By Kiply Lukan Yaworski, Catholic Saskatoon News
Anglican Bishop Chris Harper called for a deeper focus on praying for Christian unity during his homily at an opening service for the 2020 Week of Prayer for Christian Unity in Saskatoon, held at Knox United Church on a cold Sunday afternoon Jan. 19.
Week of Prayer for Christian Unity in Saskatoon: DETAILS
“The week for Christian unity begins — but what does that mean for us as Christians, especially in a world with such division?” asked Bishop Harper as he began his reflection following proclamation of a scripture reading about Paul’s ship being besieged by a storm in Acts 27:18-19 and the parable of the pharisee and the tax collector praying in the temple from Luke 18:9-14.

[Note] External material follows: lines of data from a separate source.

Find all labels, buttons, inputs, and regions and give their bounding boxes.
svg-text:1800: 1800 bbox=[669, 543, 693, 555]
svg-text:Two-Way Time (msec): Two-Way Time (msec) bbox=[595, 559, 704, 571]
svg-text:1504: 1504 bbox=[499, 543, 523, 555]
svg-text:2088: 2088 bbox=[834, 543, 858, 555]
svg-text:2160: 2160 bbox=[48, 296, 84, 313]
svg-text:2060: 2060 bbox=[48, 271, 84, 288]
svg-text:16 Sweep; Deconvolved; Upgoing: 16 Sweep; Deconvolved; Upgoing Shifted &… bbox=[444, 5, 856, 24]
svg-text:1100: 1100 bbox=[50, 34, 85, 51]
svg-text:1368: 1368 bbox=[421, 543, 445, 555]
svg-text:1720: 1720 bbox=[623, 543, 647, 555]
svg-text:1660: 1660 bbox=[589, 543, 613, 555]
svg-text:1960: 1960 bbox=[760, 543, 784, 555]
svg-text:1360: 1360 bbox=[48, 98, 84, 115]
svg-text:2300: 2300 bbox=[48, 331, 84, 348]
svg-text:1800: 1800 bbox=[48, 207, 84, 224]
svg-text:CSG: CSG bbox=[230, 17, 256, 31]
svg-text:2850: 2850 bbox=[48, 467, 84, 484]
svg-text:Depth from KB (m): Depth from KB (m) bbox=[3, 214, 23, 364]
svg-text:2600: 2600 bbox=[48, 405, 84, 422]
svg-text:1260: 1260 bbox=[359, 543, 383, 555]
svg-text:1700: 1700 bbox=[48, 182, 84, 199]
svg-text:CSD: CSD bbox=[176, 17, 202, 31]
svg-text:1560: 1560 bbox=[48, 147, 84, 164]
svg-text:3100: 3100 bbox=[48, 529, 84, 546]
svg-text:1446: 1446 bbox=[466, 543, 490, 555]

“There are so many ways that we put up fences and borders, seen and imaginary,” he said.
Harper also described the great blessing of gathering as brothers and sisters in Christ for the first Week of Prayer for Christian Unity since he became the bishop of the Anglican Diocese of Saskatoon.
“How important it is that we step out today from beyond those borders.”
Often our prayer is a response to being in a difficult or dangerous spot — such as the storm and the sinking ship facing Paul in the reading from acts — but Christians are being called to “raise their voices as one in prayer in support and love and blessing of each other” at all times and in all conditions, he said.
“Do we need to be driven down to our knees in times of desperation …when something bad is going to happen?” he challenged, encouraging prayer as the first course of action at all times. “And can we start as Christians, as a gathering of believers in Christ, and come back to the basics of things?”
The bishop observed that when we are asked “what is your faith?” we often respond by naming our particular denomination, rather than beginning with the first and most basic truth: “I am a Christian.”
Naming our Christian identity first helps us to avoid an “us and them” position, he said.
“Let us first and foremost state that ‘I am Christian’ and to respect each other for our differences, and to respect each other for our ministries, and still be able to walk together ecumenically and as one in the Body of Christ.”
During the opening service for the Week of Prayer for Christian Unity, Mary Nordick, Chair of the Prairie Centre for Ecumenism, provided words of welcoming for the gathering, along with Rev. Brian Maitland, pastor of the hosting community of Knox United Church.
Prayers during the service included material prepared by Christians in Malta, the site of Paul’s shipwreck, where he the kindest mentioned in the theme for this year’s Week of Prayer: “They showed us unusual kindness (Acts: 28-2).”
“In the face of our difference and distance, God, call us back to the core of what we believe and what Jesus teaches — to love the stranger, to overthrow the walls of division, to rest firmly in relationship with You and therefore with each other,” the assembly prayed together. “Help us to live as sisters and brothers in faith, welcoming everyone in Your name, sharing with each other the joy of being Your people, made in Your image, yearning to be fully disciples of Jesus.”
The Week of Prayer for Christian Unity continues in Saskatoon until Jan. 26, with 8 a.m. services in different churches each week, and with special events including a hymn-singing evening “Singing into Unity” 7:30 pm Tuesday, Jan. 21 at St Stephen’s Anglican Church, 10 Grosvenor Crescent, Saskatoon; a prayer service and luncheon 12:00 pm Thursday, Jan. 23 at Queen’s House, 601 Taylor Street West, Saskatoon; and an Ecumenical Ceilidh (social event with music) 7:30 pm Friday, Jan. 24 at Christ Church Anglican, 515 28th Street West, Saskatoon.
The closing service for the Week of Prayer for Christian Unity will be held at 3:00 pm Sunday, Jan. 26 at St Philip Neri Roman Catholic Church, 1902 Munroe Avenue (at Taylor Street East), Saskatoon.